Ultimately, the concept of integration that we support is a game changer. According to this principle, memory formation takes place very rapidly (probably in seconds rather than hours). It does not depend on the synthesis of new proteins. The synaptic alterations that accompany this process do not form the basis of the memory trace, but simply reflect the activity of the region. Memories are not fragile, and cannot be erased. However, old ones can be altered and made inaccessible. This concept re-endows the memory with the dynamic and flexible nature that characterizes brain function.
The analysis, views and opinions expressed in this section are those of the authors and do not necessarily reflect the position or policies of the CNRS.

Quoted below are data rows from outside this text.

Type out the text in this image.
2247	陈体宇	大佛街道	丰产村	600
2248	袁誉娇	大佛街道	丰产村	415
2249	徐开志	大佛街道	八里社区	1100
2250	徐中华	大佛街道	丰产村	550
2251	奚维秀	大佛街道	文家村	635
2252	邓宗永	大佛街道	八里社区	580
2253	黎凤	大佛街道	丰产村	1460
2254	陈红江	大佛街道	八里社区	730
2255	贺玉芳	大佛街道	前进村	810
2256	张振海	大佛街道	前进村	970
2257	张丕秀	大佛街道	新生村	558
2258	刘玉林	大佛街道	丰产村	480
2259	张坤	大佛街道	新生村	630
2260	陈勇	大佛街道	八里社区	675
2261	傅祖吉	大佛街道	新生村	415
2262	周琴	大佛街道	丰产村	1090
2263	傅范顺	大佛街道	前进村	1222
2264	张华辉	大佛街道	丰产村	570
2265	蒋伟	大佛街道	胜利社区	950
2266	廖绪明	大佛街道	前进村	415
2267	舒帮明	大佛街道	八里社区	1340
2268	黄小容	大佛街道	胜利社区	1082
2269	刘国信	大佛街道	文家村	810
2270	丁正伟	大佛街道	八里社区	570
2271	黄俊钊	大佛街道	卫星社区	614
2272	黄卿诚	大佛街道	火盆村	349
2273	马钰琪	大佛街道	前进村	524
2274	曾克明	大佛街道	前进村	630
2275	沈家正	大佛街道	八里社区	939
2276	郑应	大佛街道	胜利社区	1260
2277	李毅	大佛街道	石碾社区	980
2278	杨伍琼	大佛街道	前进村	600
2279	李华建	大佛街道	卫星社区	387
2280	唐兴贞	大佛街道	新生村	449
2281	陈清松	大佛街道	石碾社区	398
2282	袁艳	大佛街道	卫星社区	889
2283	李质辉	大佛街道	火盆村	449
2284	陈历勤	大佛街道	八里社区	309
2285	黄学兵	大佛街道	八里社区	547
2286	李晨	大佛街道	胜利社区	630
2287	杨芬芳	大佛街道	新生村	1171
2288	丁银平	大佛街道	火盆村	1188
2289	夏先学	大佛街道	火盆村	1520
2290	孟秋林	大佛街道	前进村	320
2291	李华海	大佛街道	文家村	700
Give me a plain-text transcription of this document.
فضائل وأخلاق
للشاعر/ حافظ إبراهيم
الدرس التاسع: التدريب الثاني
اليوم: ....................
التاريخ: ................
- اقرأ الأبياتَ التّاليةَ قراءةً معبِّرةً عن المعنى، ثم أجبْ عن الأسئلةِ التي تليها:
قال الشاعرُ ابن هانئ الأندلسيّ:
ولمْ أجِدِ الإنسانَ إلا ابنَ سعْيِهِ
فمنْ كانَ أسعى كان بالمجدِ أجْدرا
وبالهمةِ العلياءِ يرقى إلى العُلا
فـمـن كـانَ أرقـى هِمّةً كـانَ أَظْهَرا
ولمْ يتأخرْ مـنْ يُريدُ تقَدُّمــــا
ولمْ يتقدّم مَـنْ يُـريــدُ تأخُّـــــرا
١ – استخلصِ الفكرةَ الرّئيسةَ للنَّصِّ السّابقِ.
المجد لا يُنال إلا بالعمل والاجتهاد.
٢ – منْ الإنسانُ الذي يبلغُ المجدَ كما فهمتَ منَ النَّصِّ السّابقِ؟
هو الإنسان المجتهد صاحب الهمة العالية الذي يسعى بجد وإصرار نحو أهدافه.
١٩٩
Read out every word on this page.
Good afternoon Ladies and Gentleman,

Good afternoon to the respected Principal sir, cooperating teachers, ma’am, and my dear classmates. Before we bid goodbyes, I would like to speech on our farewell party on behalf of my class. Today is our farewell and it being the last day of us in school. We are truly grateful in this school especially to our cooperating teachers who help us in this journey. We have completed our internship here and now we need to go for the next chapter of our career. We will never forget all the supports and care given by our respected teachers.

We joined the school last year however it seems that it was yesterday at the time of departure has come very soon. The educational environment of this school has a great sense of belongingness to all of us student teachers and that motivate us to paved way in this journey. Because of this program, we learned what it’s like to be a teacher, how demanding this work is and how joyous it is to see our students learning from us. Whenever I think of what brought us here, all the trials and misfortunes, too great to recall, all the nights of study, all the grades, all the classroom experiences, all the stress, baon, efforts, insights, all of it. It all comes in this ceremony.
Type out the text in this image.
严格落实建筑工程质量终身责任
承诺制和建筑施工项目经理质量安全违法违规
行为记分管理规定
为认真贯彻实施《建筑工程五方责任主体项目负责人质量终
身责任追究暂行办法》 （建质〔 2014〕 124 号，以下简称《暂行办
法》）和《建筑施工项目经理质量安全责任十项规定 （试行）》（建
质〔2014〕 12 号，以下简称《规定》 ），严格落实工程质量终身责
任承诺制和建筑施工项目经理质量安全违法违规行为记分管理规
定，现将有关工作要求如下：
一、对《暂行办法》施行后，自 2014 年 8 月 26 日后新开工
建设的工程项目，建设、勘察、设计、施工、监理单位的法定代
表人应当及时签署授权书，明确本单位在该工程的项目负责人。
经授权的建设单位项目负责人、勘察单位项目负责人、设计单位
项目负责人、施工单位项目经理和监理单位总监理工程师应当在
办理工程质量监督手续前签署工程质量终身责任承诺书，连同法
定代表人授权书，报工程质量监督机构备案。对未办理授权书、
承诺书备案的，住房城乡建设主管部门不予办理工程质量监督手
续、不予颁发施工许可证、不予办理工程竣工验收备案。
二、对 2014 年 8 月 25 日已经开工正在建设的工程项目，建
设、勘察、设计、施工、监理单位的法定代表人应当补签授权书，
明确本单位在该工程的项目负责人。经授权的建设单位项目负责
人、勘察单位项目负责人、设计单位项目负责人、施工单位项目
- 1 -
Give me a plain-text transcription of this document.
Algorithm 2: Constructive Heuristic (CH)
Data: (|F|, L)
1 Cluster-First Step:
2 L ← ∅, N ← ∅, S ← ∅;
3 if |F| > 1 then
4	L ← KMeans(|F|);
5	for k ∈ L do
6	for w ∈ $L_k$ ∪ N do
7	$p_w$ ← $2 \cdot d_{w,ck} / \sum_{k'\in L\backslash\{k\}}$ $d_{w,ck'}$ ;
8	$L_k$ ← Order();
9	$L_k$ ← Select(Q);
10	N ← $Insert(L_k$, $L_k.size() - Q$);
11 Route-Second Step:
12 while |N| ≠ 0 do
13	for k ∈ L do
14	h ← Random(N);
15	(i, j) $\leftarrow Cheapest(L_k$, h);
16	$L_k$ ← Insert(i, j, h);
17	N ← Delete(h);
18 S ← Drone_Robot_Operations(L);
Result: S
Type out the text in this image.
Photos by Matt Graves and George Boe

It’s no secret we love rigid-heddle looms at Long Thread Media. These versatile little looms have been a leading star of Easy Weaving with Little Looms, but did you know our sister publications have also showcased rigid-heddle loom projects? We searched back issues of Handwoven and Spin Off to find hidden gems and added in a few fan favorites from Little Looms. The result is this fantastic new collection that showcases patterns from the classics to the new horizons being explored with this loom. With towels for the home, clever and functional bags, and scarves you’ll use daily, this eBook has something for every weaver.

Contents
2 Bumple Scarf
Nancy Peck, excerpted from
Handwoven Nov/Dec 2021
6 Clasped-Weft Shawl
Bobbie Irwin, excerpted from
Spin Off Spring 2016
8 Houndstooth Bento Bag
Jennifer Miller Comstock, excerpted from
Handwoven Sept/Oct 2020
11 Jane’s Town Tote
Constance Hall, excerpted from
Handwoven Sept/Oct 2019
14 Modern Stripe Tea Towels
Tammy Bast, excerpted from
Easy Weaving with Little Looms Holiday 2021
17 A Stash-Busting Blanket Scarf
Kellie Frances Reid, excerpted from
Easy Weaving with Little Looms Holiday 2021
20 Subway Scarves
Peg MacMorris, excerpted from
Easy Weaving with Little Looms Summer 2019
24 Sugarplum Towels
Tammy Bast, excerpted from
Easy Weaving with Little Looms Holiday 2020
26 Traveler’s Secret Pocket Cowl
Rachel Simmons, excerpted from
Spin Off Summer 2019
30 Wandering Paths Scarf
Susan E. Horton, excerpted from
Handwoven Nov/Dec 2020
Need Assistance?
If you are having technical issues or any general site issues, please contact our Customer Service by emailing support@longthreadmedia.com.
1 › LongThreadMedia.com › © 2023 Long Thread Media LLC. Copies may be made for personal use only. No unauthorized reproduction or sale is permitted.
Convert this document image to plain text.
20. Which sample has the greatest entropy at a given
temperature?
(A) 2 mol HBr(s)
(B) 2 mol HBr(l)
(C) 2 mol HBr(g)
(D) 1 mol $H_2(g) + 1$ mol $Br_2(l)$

- 1. P. Gisquet-Verrier, D. Riccio, "Memory integration: An alternative to the consolidation/reconsolidation hypothesis," Progress in neurobiology, available online since 18 October 2018.
- 2. These experiments work very well in animals but are not carried out on humans due to the toxicity of most treatments. Only propranolol (a beta-blocker) has been used with some success, and is being tested in the Paris MEM study on those involved in the Bataclan terrorist attack. Our team has also begun to explore other treatments in animals and humans, in collaboration with the psychiatry department at the Saint-Antoine Hospital in Paris, with very encouraging initial results.